Harder was opposed to free trade agreements such as the North American Free Trade Agreement (NAFTA) and the General Agreement on Tariffs and Trade (GATT) as well as international organizations such as the United Nations (UN). He favored a moratorium on legal immigration and the deportation of all illegal immigrants.
In addition to his economic views, Harder also frequently discussed conspiracy theories during the 1990s.[5] This was largely confined to the early and mid-1990s, a period when conspiracy theories were a hot topic on several talk radio shows (including Art Bell and others). In recent years, conspiracy theories had no longer been a major feature of his program.

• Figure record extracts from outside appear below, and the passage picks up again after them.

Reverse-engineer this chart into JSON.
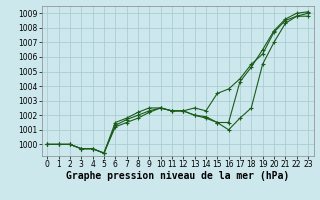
{
  "xlabel": "Graphe pression niveau de la mer (hPa)",
  "ylabel": "",
  "bg_color": "#cce8ec",
  "grid_color": "#aacdd4",
  "line_color": "#1a5c1a",
  "xlim": [
    -0.5,
    23.5
  ],
  "ylim": [
    999.2,
    1009.5
  ],
  "yticks": [
    1000,
    1001,
    1002,
    1003,
    1004,
    1005,
    1006,
    1007,
    1008,
    1009
  ],
  "xticks": [
    0,
    1,
    2,
    3,
    4,
    5,
    6,
    7,
    8,
    9,
    10,
    11,
    12,
    13,
    14,
    15,
    16,
    17,
    18,
    19,
    20,
    21,
    22,
    23
  ],
  "series": [
    [
      1000.0,
      1000.0,
      1000.0,
      999.7,
      999.7,
      999.4,
      1001.5,
      1001.8,
      1002.2,
      1002.5,
      1002.5,
      1002.3,
      1002.3,
      1002.5,
      1002.3,
      1003.5,
      1003.8,
      1004.5,
      1005.5,
      1006.2,
      1007.7,
      1008.5,
      1008.8,
      1008.8
    ],
    [
      1000.0,
      1000.0,
      1000.0,
      999.7,
      999.7,
      999.4,
      1001.3,
      1001.7,
      1002.0,
      1002.3,
      1002.5,
      1002.3,
      1002.3,
      1002.0,
      1001.8,
      1001.5,
      1001.5,
      1004.3,
      1005.3,
      1006.5,
      1007.8,
      1008.6,
      1009.0,
      1009.1
    ],
    [
      1000.0,
      1000.0,
      1000.0,
      999.7,
      999.7,
      999.4,
      1001.2,
      1001.5,
      1001.8,
      1002.2,
      1002.5,
      1002.3,
      1002.3,
      1002.0,
      1001.9,
      1001.5,
      1001.0,
      1001.8,
      1002.5,
      1005.5,
      1007.0,
      1008.3,
      1008.8,
      1009.0
    ]
  ],
  "marker": "+",
  "markersize": 3,
  "linewidth": 0.8,
  "xlabel_fontsize": 7,
  "tick_fontsize": 5.5
}
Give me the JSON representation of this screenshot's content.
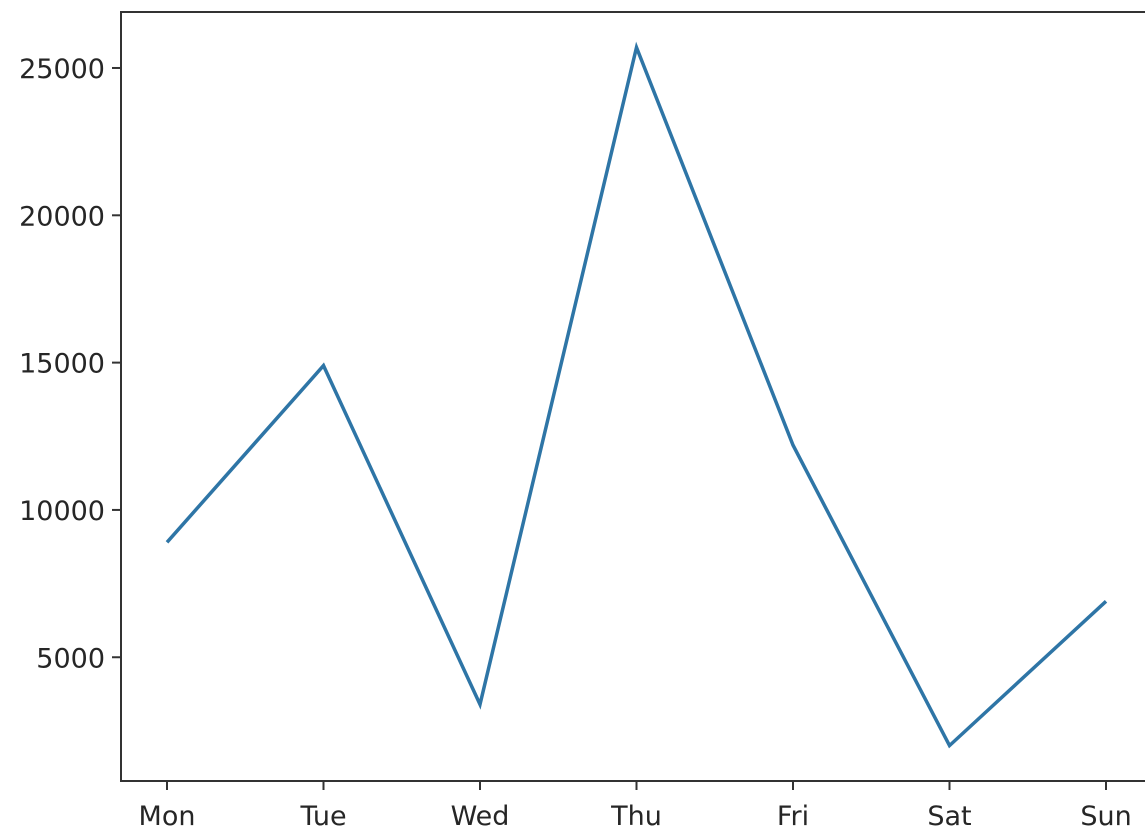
{
  "chart_data": {
    "type": "line",
    "title": "",
    "xlabel": "",
    "ylabel": "",
    "categories": [
      "Mon",
      "Tue",
      "Wed",
      "Thu",
      "Fri",
      "Sat",
      "Sun"
    ],
    "series": [
      {
        "values": [
          8900,
          14900,
          3400,
          25700,
          12200,
          2000,
          6900
        ],
        "color": "#2e75a6"
      }
    ],
    "ylim": [
      800,
      26900
    ],
    "yticks": [
      5000,
      10000,
      15000,
      20000,
      25000
    ],
    "grid": false,
    "legend": "none"
  }
}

A key economic doctrine of Harder's was that free trade with China and Mexico would cause so many Americans to lose jobs or get paid less that the American retail economy would collapse from a lack of middle-class consumers who could afford to be constant purchasers.
Harder's views on taxation were illustrative of his populist mixture of liberal and conservative views. He favored a heavily graduated income tax and increasing taxes on the wealthy, but also believed the Internal Revenue Service to be guilty of abuses in auditing taxpayers, and he supported the abolition of the business tax which he considered "double taxation".

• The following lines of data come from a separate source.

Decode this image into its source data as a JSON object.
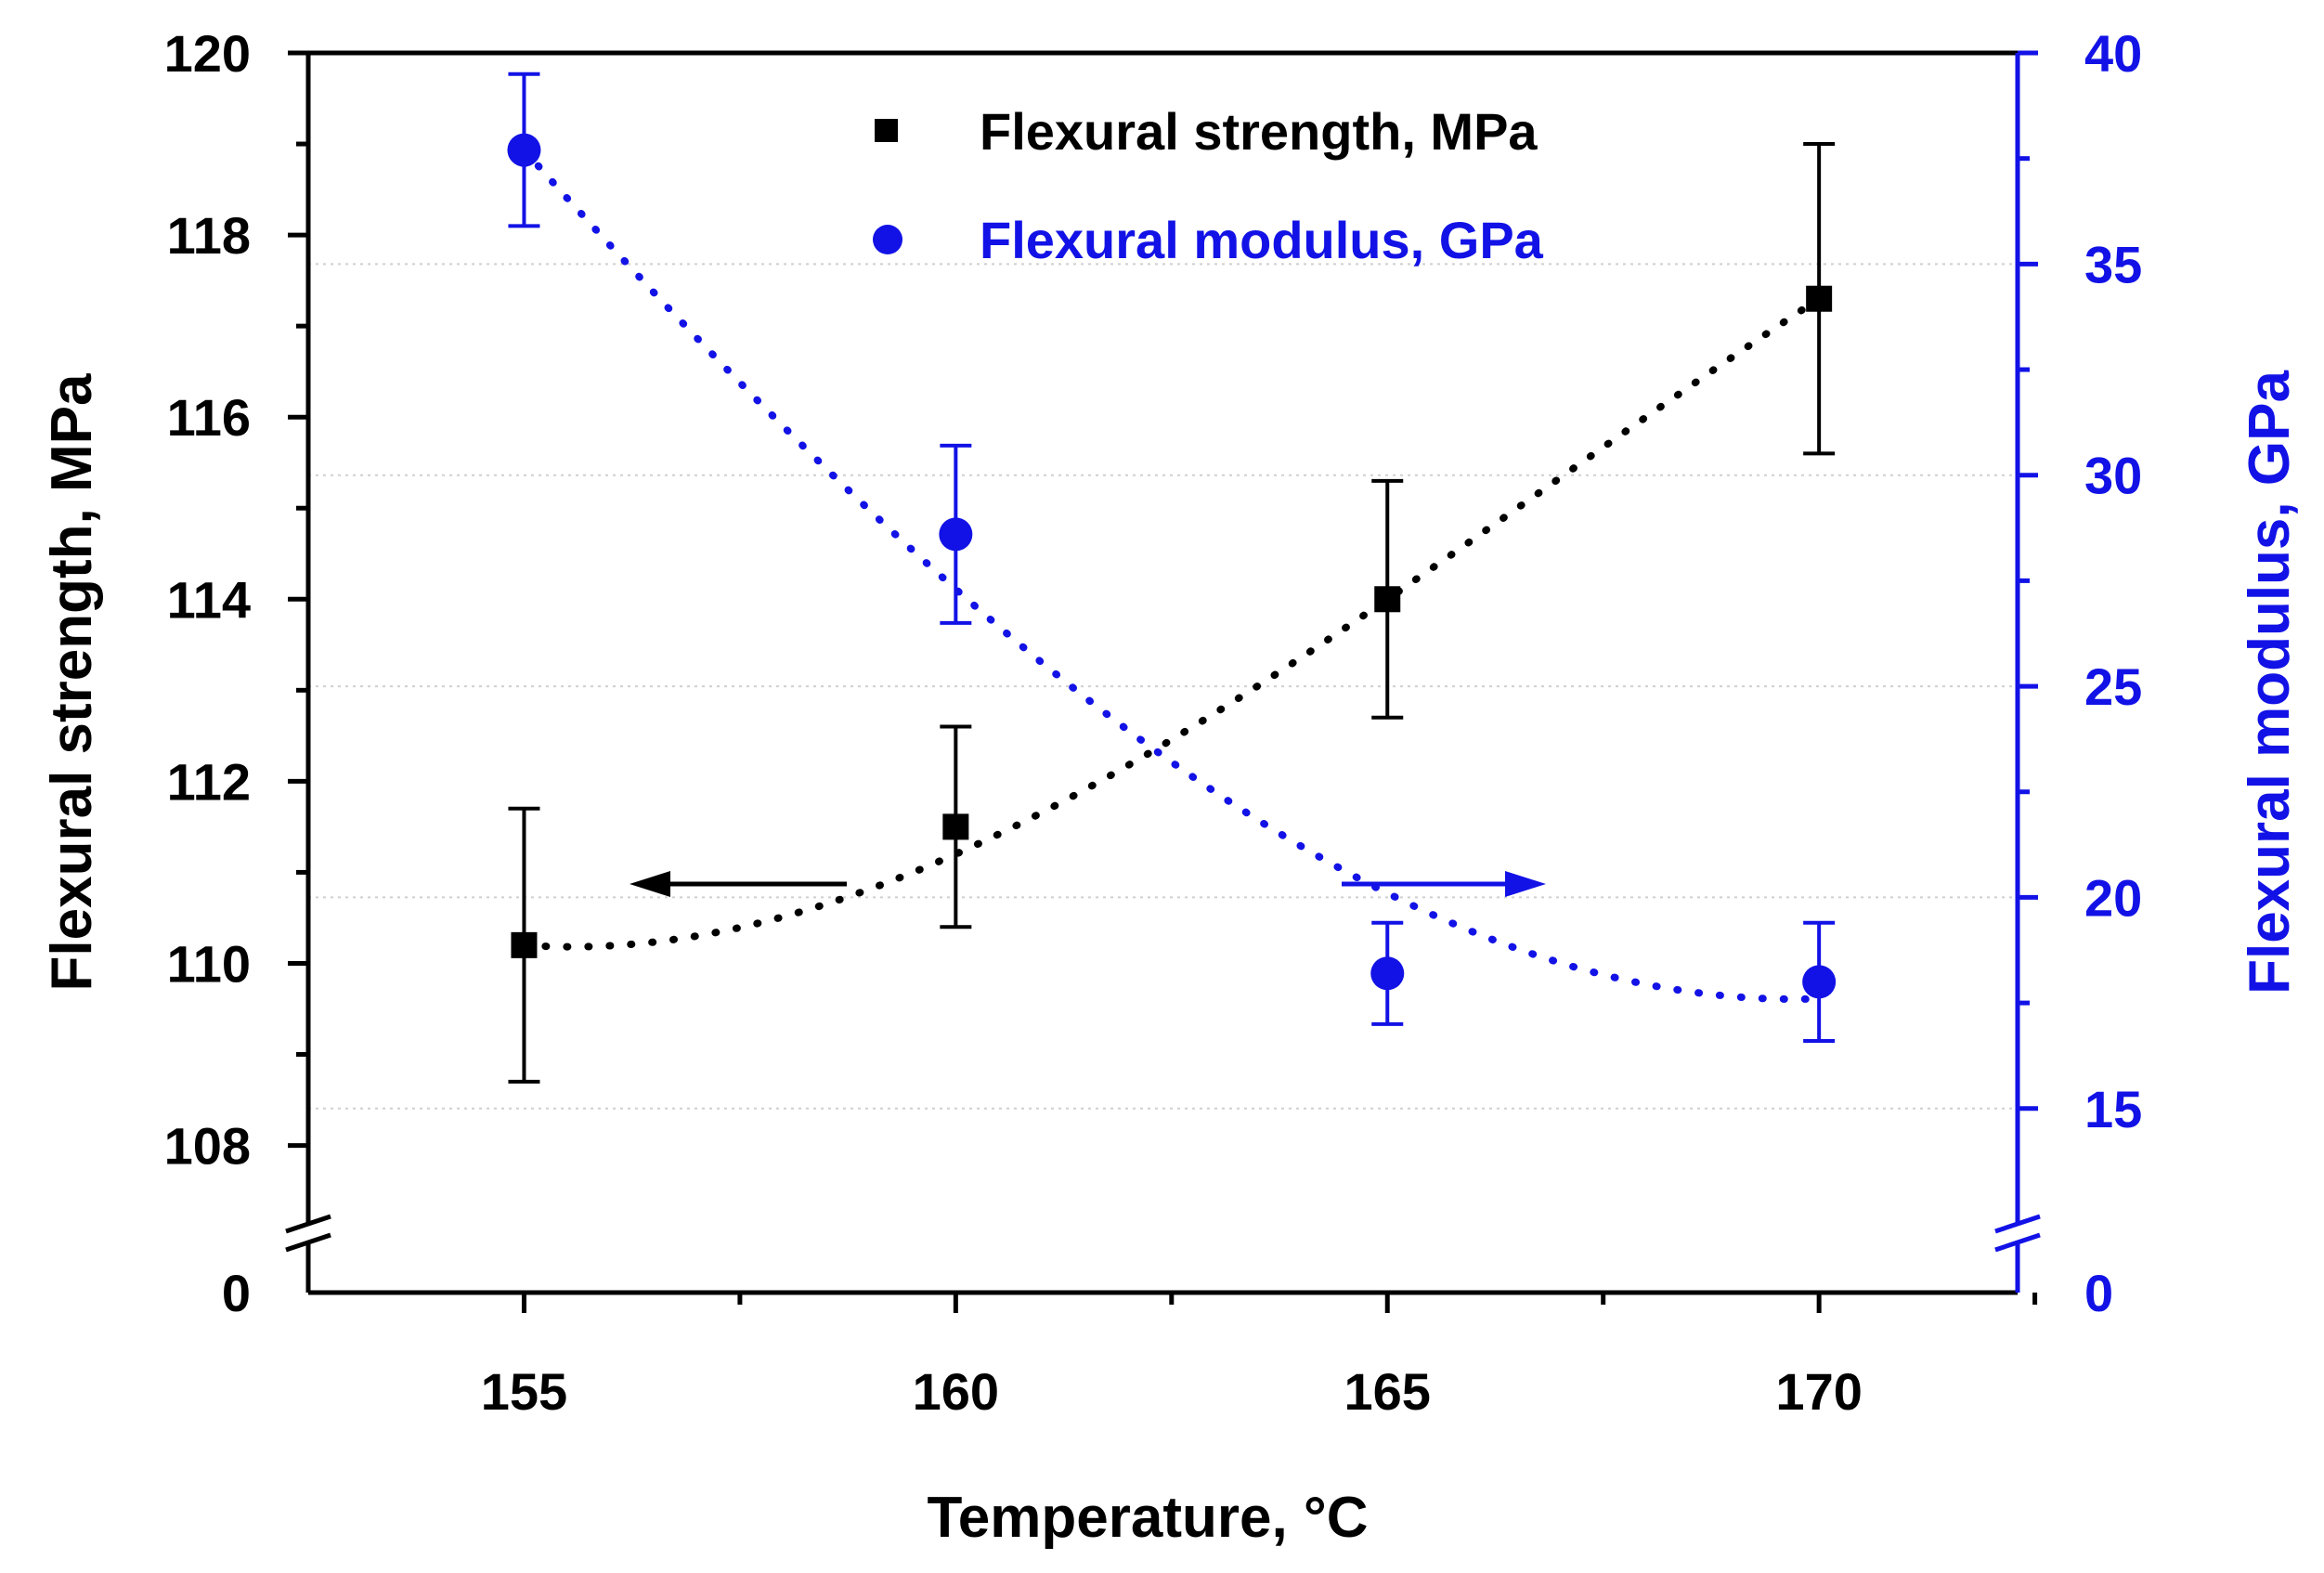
{
  "chart_data": {
    "type": "scatter",
    "x_axis": {
      "label": "Temperature, °C",
      "range": [
        152.5,
        172.3
      ],
      "ticks": [
        "155",
        "160",
        "165",
        "170"
      ]
    },
    "y_left": {
      "label": "Flexural strength, MPa",
      "range": [
        107.2,
        120
      ],
      "ticks": [
        "108",
        "110",
        "112",
        "114",
        "116",
        "118",
        "120"
      ],
      "break_label": "0",
      "color": "#000000"
    },
    "y_right": {
      "label": "Flexural modulus, GPa",
      "range": [
        12.4,
        40
      ],
      "ticks": [
        "15",
        "20",
        "25",
        "30",
        "35",
        "40"
      ],
      "break_label": "0",
      "color": "#1212e6"
    },
    "grid": true,
    "series": [
      {
        "name": "Flexural strength, MPa",
        "axis": "left",
        "marker": "square",
        "color": "#000000",
        "x": [
          155,
          160,
          165,
          170
        ],
        "y": [
          110.2,
          111.5,
          114.0,
          117.3
        ],
        "err": [
          1.5,
          1.1,
          1.3,
          1.7
        ],
        "fit_y": [
          110.2,
          111.2,
          114.0,
          117.3
        ]
      },
      {
        "name": "Flexural modulus, GPa",
        "axis": "right",
        "marker": "circle",
        "color": "#1212e6",
        "x": [
          155,
          160,
          165,
          170
        ],
        "y": [
          37.7,
          28.6,
          18.2,
          18.0
        ],
        "err": [
          1.8,
          2.1,
          1.2,
          1.4
        ],
        "fit_y": [
          37.7,
          27.3,
          20.1,
          17.6
        ]
      }
    ],
    "legend": {
      "position": "top-center",
      "items": [
        "Flexural strength, MPa",
        "Flexural modulus, GPa"
      ]
    },
    "annotations": [
      {
        "type": "arrow",
        "direction": "left",
        "meaning": "left axis"
      },
      {
        "type": "arrow",
        "direction": "right",
        "meaning": "right axis"
      }
    ]
  }
}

Another area where Harder simultaneously promoted a mix of liberal and conservative views was environmental issues. Harder believed overpopulation was a threat to the environment and had guests from such groups as Negative Population Growth on the show. Harder was a strong supporter of alternative energy and building or rebuilding extensive mass transit systems in the United States, particularly passenger rail. He was critical of the Reagan administration for defunding alternative energy, Amtrak and mass transit, and critical of every president since for promoting free trade agreements and globalization to the detriment of American workers. A common theme discussed by Harder was how National City Lines bought out and closed urban mass transit systems in the United States. But Harder also supported oil drilling in the Arctic National Wildlife Refuge and bringing back jobs in the timber industry by increasing the amount of logging, and had often featured guests from groups such as the Competitive Enterprise Institute and the Heartland Institute who are skeptical of global warming.

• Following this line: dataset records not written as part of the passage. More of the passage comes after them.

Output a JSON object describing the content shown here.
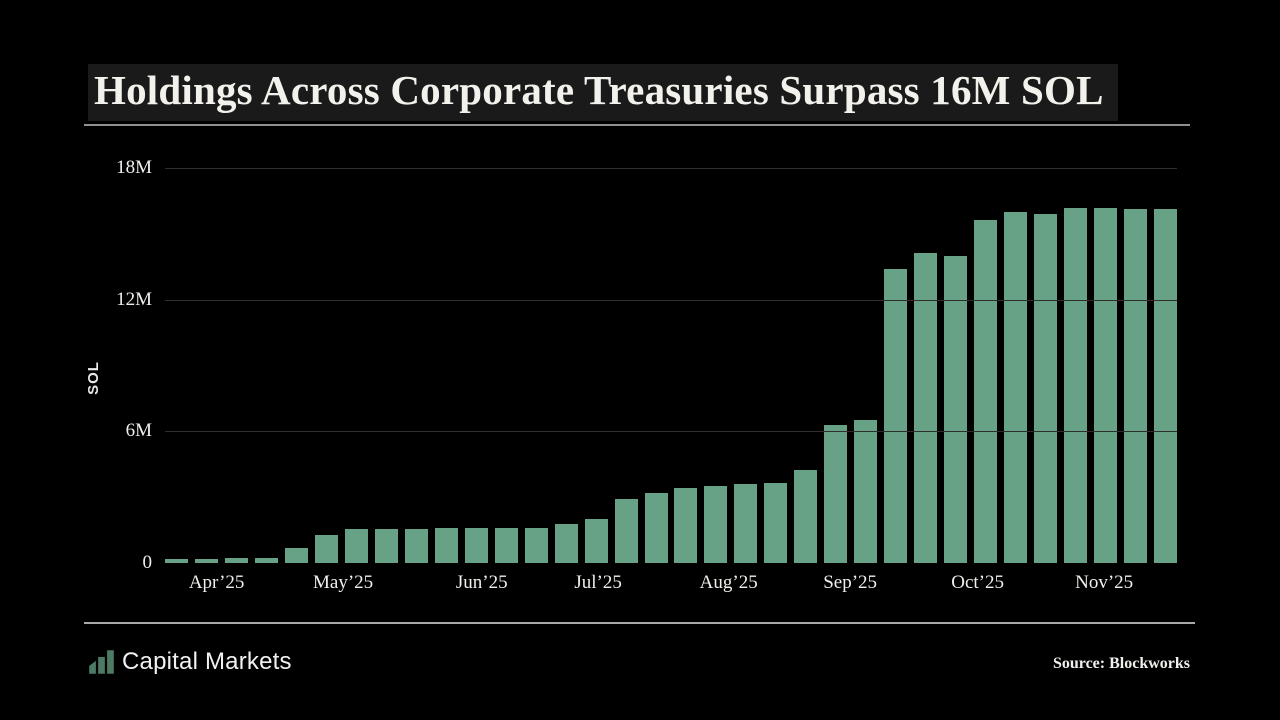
{
  "header": {
    "title": "Holdings Across Corporate Treasuries Surpass 16M SOL"
  },
  "footer": {
    "brand": "Capital Markets",
    "brand_icon": "rising-bars-icon",
    "source": "Source: Blockworks"
  },
  "colors": {
    "background": "#000000",
    "title_panel": "#1a1a1a",
    "bar": "#67a186",
    "gridline": "#2e2e2e",
    "rule": "#a8a8a8",
    "text": "#f0efeb",
    "logo_green": "#4d7a63"
  },
  "chart_data": {
    "type": "bar",
    "title": "Holdings Across Corporate Treasuries Surpass 16M SOL",
    "xlabel": "",
    "ylabel": "SOL",
    "unit": "millions of SOL",
    "x_frequency": "weekly",
    "ylim": [
      0,
      18
    ],
    "grid": "horizontal-only",
    "legend": "none",
    "yticks": [
      {
        "label": "18M",
        "value": 18
      },
      {
        "label": "12M",
        "value": 12
      },
      {
        "label": "6M",
        "value": 6
      },
      {
        "label": "0",
        "value": 0
      }
    ],
    "month_ticks": [
      {
        "label": "Apr’25",
        "pos": 0.051
      },
      {
        "label": "May’25",
        "pos": 0.176
      },
      {
        "label": "Jun’25",
        "pos": 0.313
      },
      {
        "label": "Jul’25",
        "pos": 0.428
      },
      {
        "label": "Aug’25",
        "pos": 0.557
      },
      {
        "label": "Sep’25",
        "pos": 0.677
      },
      {
        "label": "Oct’25",
        "pos": 0.803
      },
      {
        "label": "Nov’25",
        "pos": 0.928
      }
    ],
    "values": [
      0.2,
      0.2,
      0.25,
      0.25,
      0.7,
      1.3,
      1.55,
      1.55,
      1.55,
      1.6,
      1.6,
      1.6,
      1.6,
      1.8,
      2.0,
      2.9,
      3.2,
      3.4,
      3.5,
      3.6,
      3.65,
      4.25,
      6.3,
      6.5,
      13.4,
      14.1,
      14.0,
      15.6,
      16.0,
      15.9,
      16.15,
      16.15,
      16.1,
      16.1
    ]
  }
}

Harder advocated a Swiss-style neutrality on all foreign policy, especially as it related to the Middle East. He did, however, believe that China was becoming increasingly powerful and posed an economic and military threat to the United States. Since 9/11 he had discussed U.S. foreign policy more. He took a hawkish view toward the War on Terror, supported the U.S. invasion of Afghanistan, but opposed the U.S. war in Iraq which he believed was an unnecessary distraction from winning the War on Terror. He did say that militant Islam posed a major threat to U.S. and world security.
Harder advocated buying only American-made products whenever possible. During the 1990s he distributed a catalog of made-in-the-USA products and a number of shortwave radio receivers as his show was being widely heard on the international broadcast bands despite being targeted exclusively towards a domestic audience. The PRN-1000 was made in the U.S. by R. L. Drake Company, and was basically a budget-version of their SW-1 shortwave receiver. Other lower-cost shortwave receivers sold by the Peoples Radio Network were made in China by Sangean. Harder acknowledged and lamented this fact, but stated that no low-cost (under US $100) receivers were being produced in the USA.
Also sold via For the People were antique pocket watches - a favorite collectible of Harder's - especially those made by the Elgin Watch Company. Harder remembered (and often cited) how the company's factory in Harder's hometown closed down and shifted production of its timepieces overseas.